Stanford researchers led by Mohamed M. Sabry Aly, Subhasish Mitra, and H.-S. Philip Wong developed a skyscraper computer chip with the idea of stacking application processors, memory modules, and other components on top of each other in “a revolutionary new high-rise architecture for computing.”
For decades, engineers have designed computer systems with processors and memory chips laid in single-story structures. Wires connect these chips and carry digital traffic between the processors that compute the data and memory chips that store it.
Stacking chips has long been viewed as a more practical path towards efficiency and powerful computing architecture over the current outline that lays out and connects components on a flat board. However, building a “skyscraper” chip has proven to be difficult using silicon-based integrated circuits that are tough to connect.
Now, the research team has uncovered a way around the issue using new nano-materials to construct computer chips in place of silicon ICs. Its Nano-Engineered Computing Systems Technology, deemed N3XT, uses a process that involves building carbon nanotube transistors (CNTs) in a stacked arrangement. Instead of a limited number of wires connected to stacked silicon chips, a N3XT device will employ “millions of electronic elevators that can move more data over shorter distances than traditional wire, using less energy.” The skyscraper-style chip will also incorporate cooling to keep the thermals in check and prevent overheating, and has the capability to power computers at higher speeds by a factor of one thousand.

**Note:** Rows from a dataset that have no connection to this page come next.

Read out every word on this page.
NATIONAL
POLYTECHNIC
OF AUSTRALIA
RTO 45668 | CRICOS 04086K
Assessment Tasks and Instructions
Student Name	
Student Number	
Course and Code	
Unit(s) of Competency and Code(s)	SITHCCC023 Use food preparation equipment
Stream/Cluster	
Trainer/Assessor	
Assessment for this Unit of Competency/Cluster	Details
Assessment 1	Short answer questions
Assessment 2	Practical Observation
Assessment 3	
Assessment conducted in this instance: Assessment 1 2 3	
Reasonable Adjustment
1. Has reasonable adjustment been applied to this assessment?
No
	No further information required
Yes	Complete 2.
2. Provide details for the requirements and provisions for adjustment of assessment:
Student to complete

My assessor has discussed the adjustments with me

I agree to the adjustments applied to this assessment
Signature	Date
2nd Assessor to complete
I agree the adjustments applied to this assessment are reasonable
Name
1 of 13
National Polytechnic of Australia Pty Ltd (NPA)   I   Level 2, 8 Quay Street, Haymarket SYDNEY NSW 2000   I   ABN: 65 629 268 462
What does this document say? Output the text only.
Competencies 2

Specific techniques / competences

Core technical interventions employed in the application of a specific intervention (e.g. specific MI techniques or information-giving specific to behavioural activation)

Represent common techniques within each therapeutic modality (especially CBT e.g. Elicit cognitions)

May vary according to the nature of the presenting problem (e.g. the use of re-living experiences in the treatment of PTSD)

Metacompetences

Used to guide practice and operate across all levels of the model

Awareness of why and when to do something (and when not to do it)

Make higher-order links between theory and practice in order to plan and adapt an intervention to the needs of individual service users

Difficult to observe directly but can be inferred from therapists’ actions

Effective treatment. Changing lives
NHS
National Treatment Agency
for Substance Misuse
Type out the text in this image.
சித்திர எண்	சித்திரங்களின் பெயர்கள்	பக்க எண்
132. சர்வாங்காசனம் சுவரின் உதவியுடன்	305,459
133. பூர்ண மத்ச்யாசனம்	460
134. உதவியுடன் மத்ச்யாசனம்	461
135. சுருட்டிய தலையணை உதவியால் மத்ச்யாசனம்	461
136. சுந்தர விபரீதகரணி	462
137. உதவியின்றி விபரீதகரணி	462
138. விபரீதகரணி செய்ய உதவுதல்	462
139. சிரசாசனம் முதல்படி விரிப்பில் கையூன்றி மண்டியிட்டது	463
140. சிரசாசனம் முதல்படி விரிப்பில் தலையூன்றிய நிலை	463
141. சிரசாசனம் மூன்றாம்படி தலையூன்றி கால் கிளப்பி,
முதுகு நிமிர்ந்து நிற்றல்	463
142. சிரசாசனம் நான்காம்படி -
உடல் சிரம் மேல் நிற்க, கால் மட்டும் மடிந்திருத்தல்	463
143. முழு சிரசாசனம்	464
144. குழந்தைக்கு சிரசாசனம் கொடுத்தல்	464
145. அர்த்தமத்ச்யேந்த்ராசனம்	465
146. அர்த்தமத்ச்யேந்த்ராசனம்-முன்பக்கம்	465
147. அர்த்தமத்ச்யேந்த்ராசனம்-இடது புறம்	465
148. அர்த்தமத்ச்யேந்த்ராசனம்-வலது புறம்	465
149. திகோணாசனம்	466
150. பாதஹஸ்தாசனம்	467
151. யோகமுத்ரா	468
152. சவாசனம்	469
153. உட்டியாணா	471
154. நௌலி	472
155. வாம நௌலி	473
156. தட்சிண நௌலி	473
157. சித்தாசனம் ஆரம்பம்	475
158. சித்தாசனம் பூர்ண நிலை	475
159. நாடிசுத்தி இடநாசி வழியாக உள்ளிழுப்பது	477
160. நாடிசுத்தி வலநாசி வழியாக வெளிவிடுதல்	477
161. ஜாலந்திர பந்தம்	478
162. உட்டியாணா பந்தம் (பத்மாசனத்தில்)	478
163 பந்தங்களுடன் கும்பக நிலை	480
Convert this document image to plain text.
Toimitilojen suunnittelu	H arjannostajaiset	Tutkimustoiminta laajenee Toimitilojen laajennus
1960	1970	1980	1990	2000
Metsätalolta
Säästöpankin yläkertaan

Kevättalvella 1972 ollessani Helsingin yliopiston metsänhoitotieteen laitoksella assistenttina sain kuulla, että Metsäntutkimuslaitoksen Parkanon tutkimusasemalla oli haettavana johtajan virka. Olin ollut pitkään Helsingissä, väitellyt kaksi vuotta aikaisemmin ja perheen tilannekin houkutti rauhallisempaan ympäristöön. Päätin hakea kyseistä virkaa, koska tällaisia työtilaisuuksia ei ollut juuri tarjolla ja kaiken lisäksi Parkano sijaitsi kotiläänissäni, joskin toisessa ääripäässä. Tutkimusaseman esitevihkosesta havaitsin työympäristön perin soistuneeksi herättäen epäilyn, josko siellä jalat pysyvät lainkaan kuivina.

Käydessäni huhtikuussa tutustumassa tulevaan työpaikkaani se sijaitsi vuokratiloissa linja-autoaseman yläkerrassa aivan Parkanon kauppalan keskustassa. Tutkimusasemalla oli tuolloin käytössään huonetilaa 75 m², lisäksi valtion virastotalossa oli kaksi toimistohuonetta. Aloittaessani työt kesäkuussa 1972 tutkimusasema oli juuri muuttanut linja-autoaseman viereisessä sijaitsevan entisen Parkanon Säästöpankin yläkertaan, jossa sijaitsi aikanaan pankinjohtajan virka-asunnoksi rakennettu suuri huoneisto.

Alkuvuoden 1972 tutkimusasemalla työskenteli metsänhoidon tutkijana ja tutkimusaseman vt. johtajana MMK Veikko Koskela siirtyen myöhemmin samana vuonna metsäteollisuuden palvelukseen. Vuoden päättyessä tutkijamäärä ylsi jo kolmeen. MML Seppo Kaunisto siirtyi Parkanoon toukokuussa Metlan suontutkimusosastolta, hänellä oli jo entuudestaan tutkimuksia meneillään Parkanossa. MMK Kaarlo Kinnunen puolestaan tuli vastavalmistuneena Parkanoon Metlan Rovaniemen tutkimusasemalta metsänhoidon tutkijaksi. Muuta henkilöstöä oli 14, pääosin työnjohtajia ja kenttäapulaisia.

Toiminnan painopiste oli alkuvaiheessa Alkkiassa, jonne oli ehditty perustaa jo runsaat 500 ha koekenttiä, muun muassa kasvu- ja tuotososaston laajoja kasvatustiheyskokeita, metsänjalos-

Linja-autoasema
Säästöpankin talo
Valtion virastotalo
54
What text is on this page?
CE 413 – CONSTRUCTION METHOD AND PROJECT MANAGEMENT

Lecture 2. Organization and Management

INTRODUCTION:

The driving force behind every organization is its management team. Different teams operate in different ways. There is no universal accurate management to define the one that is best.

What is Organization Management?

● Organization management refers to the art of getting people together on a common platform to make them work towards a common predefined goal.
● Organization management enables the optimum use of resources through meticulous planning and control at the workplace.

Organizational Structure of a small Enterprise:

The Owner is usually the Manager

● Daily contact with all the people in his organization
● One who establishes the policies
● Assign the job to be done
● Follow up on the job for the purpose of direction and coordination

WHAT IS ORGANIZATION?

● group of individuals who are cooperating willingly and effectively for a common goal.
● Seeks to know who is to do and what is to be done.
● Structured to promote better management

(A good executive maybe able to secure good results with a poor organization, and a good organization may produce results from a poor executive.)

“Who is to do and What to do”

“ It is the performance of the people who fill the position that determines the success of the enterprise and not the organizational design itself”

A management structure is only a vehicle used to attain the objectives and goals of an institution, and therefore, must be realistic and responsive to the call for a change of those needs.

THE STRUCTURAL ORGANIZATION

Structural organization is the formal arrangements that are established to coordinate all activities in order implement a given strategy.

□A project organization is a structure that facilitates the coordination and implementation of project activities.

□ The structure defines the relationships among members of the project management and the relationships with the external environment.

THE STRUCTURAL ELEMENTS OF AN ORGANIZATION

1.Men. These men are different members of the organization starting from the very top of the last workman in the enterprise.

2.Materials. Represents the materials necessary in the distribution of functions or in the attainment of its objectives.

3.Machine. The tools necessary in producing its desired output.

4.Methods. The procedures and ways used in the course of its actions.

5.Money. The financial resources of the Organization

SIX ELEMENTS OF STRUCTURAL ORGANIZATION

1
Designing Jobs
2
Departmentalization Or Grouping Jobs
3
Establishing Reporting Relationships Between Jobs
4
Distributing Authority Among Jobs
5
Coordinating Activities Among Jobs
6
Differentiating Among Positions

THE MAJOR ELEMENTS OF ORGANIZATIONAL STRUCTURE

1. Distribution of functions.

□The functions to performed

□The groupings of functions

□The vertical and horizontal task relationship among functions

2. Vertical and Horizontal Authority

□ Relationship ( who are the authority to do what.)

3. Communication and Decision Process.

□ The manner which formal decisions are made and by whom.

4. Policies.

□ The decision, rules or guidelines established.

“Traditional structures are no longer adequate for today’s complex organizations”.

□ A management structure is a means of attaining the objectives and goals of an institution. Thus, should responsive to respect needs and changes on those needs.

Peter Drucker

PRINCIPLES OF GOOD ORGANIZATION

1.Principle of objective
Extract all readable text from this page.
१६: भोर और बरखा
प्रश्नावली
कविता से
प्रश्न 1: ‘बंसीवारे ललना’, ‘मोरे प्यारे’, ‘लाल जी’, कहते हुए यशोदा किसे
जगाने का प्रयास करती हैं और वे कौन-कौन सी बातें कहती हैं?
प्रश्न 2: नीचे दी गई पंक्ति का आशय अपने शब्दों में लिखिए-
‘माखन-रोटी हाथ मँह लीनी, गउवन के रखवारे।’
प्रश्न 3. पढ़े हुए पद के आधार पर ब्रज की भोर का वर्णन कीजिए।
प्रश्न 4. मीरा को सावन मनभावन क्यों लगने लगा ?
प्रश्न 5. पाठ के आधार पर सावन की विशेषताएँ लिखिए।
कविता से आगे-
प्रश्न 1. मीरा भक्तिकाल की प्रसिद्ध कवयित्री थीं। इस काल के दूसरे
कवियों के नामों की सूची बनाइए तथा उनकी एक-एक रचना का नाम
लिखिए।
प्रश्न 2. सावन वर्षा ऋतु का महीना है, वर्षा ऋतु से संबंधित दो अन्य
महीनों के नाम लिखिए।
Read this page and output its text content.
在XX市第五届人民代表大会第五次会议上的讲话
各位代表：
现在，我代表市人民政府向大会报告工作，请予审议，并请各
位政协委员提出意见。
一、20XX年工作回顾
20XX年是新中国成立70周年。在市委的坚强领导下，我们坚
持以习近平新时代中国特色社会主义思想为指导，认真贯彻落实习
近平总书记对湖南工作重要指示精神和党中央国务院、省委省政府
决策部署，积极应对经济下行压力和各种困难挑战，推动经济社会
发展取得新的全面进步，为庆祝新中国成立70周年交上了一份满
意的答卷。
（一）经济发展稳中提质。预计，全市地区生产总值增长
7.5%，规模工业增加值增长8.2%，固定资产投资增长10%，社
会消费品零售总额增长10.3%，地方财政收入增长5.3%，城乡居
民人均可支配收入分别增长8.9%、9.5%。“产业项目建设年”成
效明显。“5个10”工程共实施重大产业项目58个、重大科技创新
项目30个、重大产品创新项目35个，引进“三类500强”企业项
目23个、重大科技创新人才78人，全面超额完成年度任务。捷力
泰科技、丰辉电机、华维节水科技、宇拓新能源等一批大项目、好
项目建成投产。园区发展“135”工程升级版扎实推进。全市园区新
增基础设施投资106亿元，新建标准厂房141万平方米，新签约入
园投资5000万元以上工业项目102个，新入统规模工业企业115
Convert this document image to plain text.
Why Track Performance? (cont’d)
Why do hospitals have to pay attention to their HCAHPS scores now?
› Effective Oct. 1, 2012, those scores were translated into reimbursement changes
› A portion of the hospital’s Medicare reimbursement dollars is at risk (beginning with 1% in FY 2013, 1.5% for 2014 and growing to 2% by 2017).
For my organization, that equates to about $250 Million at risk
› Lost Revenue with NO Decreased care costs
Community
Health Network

Rather than adding traditional wires to connect stacked chips in a N3XT system, communication between the components is built in during the process of fabrication. As CNTs are able to be created at lower temperatures than silicon-based transistors, it is possible to build components on top of one another. Silicon ICs have to be fabricated separately from each other and then stacked in a 3D arrangement later.
One setback to the introduction of chip-stacking technologies such as N3XT is the huge investment there already is in silicon-based technology by the global semiconductor industry.
“Shifting electronics from a low-rise to a high-rise architecture will demand huge investments from the industry,” the researchers said.
But the incentive to do so is high as this computational horsepower could unveil volumes of data relevant to some of the world’s biggest issues including health care and climate change.